The big fracking bubble
9/7/13 01:12![[identity profile]](https://www.dreamwidth.org/img/silk/identity/openid.png)
As you can see, fracking has become the new Bonanza. And if we're to trust some US media who are heralding economic growth due to the so called "shale gas revolution", the US should expect to be literally drowned in shale gas and oil very soon. In its Energy Technology Perspectives 2012 report, the International Energy Agency claims that in 2017 the US would replace Saudi Arabia at the leading position in the world in terms of the extracting of energy resources, and thus achieve the much coveted "energy independence". According to the IEA, the planned increase of carbon source production (which was 84 billion barrels per day in 2011), to 97 billion barrels in 2035, would be almost entirely thanks to the liquid gas and "non-conventional sources" (i.e., mostly shale gas and oil), while the production of "traditional energy sources" would begin steadily declining in 2013.

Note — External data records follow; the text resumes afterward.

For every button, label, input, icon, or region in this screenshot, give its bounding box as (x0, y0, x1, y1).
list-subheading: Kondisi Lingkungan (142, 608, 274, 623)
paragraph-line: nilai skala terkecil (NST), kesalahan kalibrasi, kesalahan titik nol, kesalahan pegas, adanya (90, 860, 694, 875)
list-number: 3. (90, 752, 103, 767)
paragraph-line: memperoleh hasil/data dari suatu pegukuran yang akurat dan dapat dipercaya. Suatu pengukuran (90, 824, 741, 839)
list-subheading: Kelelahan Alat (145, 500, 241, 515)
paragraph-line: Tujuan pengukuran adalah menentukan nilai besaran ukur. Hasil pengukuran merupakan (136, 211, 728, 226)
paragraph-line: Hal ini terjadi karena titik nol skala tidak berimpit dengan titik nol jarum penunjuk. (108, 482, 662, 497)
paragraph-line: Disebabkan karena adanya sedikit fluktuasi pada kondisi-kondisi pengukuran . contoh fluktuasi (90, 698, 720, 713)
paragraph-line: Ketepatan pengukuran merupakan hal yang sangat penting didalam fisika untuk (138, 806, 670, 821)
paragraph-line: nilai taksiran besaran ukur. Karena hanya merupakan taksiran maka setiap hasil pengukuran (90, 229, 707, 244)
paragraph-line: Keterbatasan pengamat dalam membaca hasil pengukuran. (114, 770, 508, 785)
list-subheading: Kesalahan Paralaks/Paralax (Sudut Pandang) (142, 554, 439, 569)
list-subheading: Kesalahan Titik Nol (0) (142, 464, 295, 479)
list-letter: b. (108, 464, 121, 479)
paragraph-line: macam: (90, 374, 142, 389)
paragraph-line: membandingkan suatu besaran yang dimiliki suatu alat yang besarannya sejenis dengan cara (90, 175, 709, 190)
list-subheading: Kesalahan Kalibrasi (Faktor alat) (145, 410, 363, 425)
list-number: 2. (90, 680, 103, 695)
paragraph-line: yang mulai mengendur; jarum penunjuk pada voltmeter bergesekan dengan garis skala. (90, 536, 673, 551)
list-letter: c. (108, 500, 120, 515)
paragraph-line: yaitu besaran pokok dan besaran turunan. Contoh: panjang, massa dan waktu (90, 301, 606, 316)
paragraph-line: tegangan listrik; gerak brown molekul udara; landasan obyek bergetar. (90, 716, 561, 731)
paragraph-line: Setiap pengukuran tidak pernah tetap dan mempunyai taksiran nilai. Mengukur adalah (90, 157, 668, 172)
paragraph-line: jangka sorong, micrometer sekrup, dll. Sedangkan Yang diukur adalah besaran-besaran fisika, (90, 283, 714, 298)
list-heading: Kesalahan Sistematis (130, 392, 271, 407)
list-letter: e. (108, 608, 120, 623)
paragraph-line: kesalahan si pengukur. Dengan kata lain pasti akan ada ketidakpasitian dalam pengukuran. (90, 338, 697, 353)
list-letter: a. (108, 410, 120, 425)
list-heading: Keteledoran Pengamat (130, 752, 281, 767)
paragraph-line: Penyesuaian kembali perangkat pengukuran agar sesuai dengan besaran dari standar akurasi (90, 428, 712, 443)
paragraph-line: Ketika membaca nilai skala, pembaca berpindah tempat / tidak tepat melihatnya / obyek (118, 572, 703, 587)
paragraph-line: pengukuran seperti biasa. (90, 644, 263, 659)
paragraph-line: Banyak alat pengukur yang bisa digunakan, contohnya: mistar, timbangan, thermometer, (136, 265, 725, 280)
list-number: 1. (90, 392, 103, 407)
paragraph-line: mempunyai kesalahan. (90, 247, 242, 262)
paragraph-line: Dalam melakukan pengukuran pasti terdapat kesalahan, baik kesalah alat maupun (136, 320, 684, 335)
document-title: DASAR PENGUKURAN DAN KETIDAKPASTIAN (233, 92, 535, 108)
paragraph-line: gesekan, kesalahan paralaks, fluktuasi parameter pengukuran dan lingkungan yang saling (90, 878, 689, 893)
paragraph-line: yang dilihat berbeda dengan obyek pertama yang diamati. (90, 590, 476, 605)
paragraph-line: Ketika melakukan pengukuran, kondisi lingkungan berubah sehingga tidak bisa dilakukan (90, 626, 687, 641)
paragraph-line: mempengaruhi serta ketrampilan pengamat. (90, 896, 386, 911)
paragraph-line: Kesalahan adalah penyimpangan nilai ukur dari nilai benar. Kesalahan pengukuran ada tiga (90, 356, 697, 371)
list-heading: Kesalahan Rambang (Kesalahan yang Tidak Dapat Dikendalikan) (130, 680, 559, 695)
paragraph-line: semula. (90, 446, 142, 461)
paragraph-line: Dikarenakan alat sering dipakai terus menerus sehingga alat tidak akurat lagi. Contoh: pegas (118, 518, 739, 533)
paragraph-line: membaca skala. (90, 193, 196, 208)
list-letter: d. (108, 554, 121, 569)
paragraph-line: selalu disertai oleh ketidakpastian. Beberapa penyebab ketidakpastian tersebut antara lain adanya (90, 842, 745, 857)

By using the so called "hydraulic fracturing" (or hydrofracking) of the oil and gas deposits (by injecting a mixture of water, sand and chemicals under pressure in order to decompose the various sorts of rock and release the trapped gas as shown above), and thanks to the modern technologies of horizontal, or "directional drilling" (which allows more time for processing the earth layers), a system has been devised where, as it turns out now, these resources could be used only at the cost of some severe environmental pollution.